There's no denying that some nights a small group leader will talk more than everyone else, it's fickle that way sometimes. Who knows exactly why they talk sometimes and not others...

4.) BE PATIENT AND COMFORTABLE WITH SILENCE Don't move too quickly from question to question. Too many times I remember being at student meetings being a few seconds away from speaking up, praying aloud, etc but due to the leader's discomfort with silence I was muted at the last second. Don't let that happen! You may mute the one kid who finally surprises you by speaking up!

5.) BE FUNNY, NOT NERVOUS Show me a leader who is nervous and I'll show you two things: the extroverted students who will respond with, "Are you serious? This person is clueless! I'm not talking" and the introverted students who will think, "You think he/she's nervous? I'm now 10x more nervous about saying anything. I'm not talking." All students don't fit snugly into one of these two categories, but most do. What do they have in common? If a leader is nervous, they are less likely to talk.

Be yourself, be genuine. If you are a leader that is concerned about what a student will think about what you have to say, then maybe this ain't your gig...

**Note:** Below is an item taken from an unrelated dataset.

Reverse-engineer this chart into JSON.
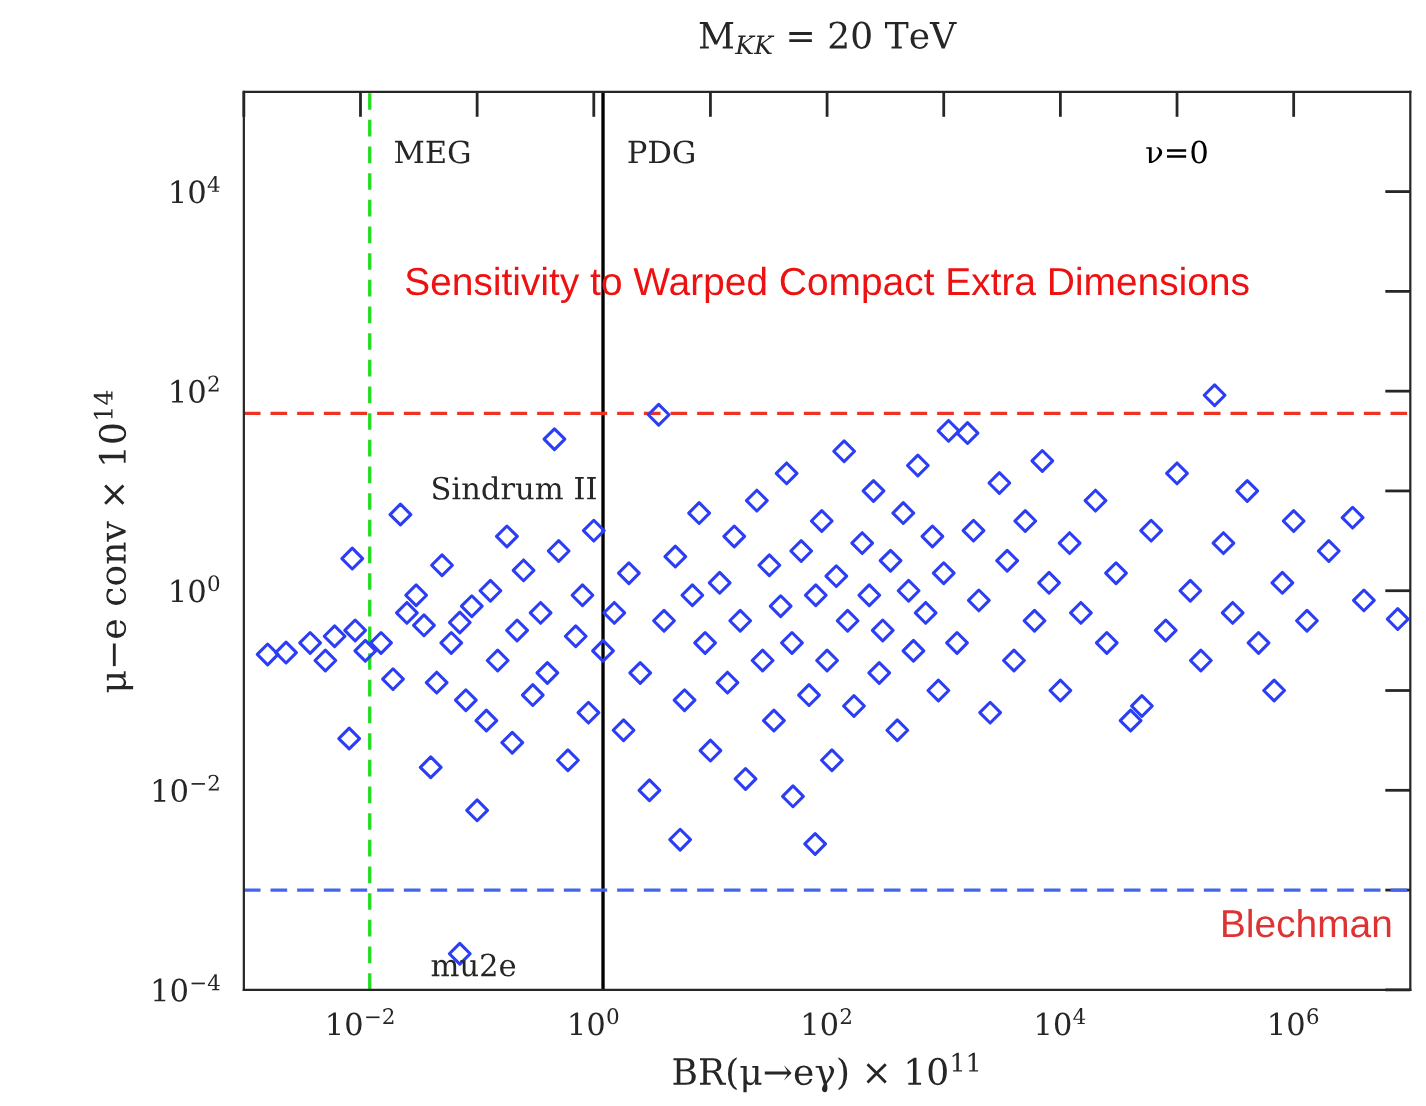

Laughter will ease the nerves of the introvert and endear you to the extrovert;) Everyone loves to laugh. Try to make that a universal way to keep your students' interest. Do whatever you gotta do! Getting a book of jokes and practicing on your younger siblings, cousins, etc is a good way to start. This book isn't to be recited but to give you ideas about what is funny and what isn't.

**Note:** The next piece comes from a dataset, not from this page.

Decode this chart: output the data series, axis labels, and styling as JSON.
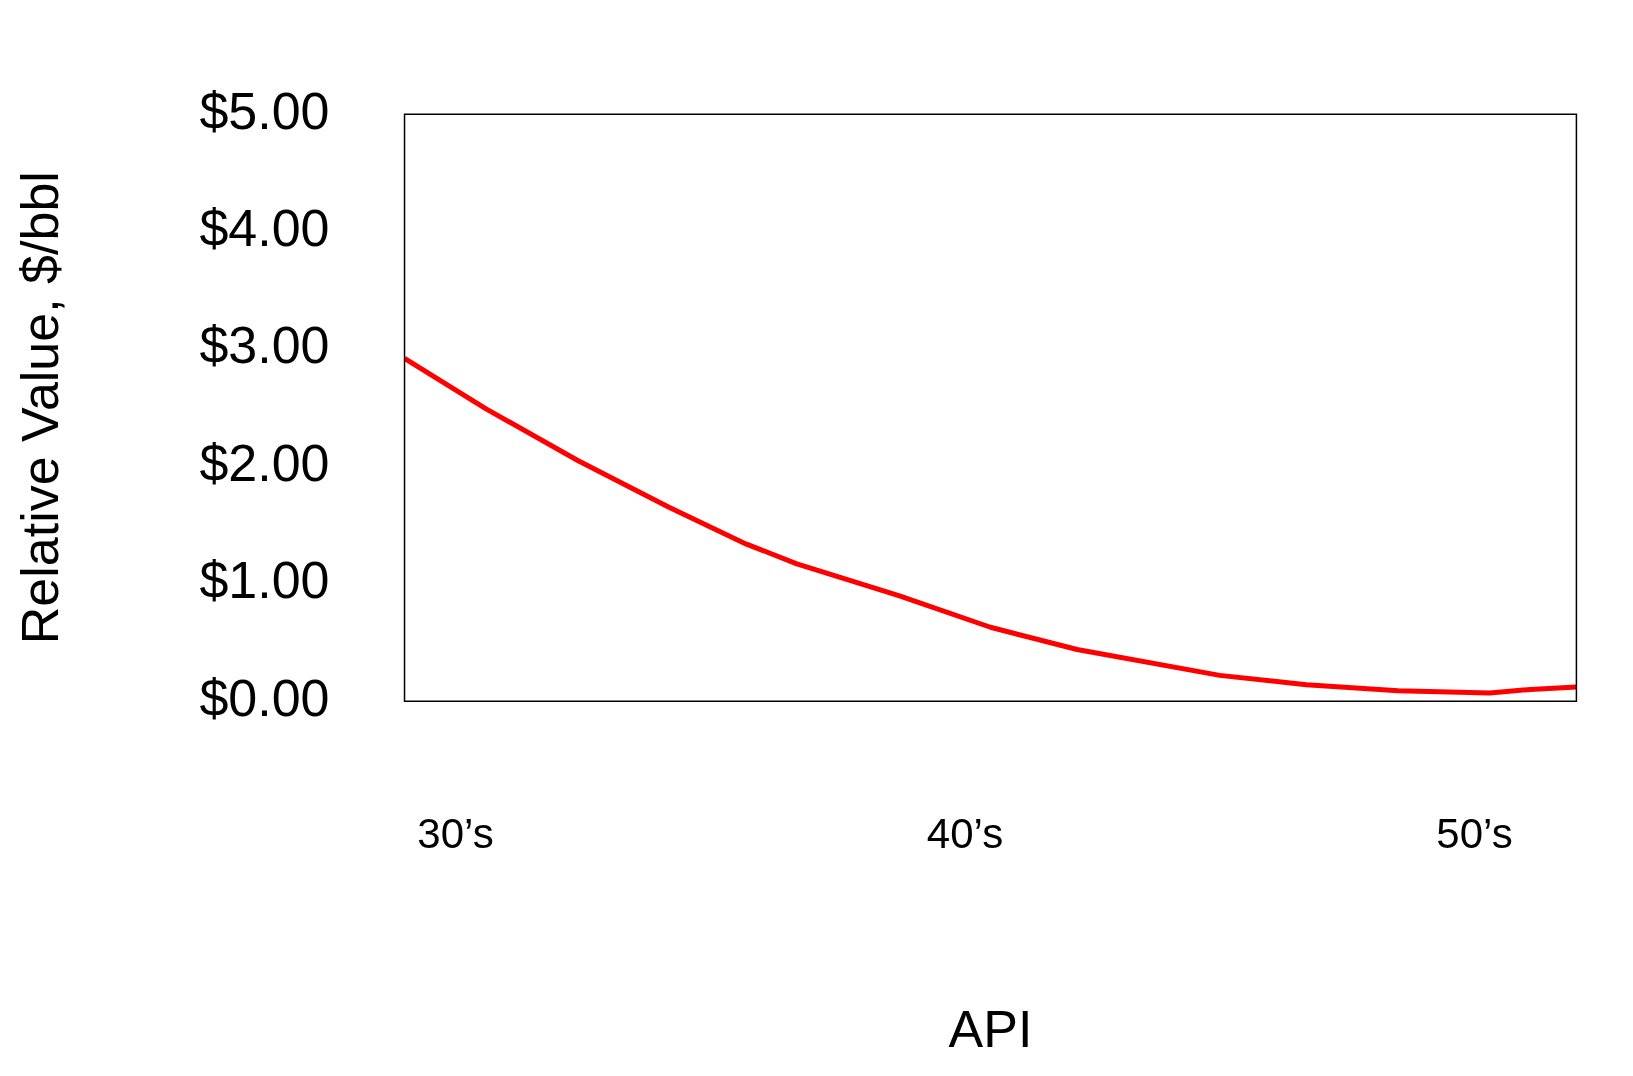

Here's an interesting, and nearly universal, truth. If you think about it, it's not that a stretch at all. Everyone wants to hang around with someone that make them laugh. It's what women look for in men and vice versa, the same is true for students in their mentors:)

6.) DON'T SKIP THAT ONE!! The last question that is on the list is definitely the most important question on the handouts. Most discussion guides give the first couple of questions as icebreakers, thought-provokers and questions that reinforce the key phrase of the message. The last question has the meat, the thought that hits you in the gut and keeps it in your mind for the next couple of days. That's the one that if all else fails, bring out all your guns for this one!

I've been there and I still lead discussion groups often. None of these skills are fool-proof as a remedy but I guarantee they will work in the long run.

Invest in yourself so you can effectively endear yourself, facilitate discussion and provoke introspection, life-change and trust in our middle and high school students. By investing in your small group discussion skills, you invest in the lives of those students!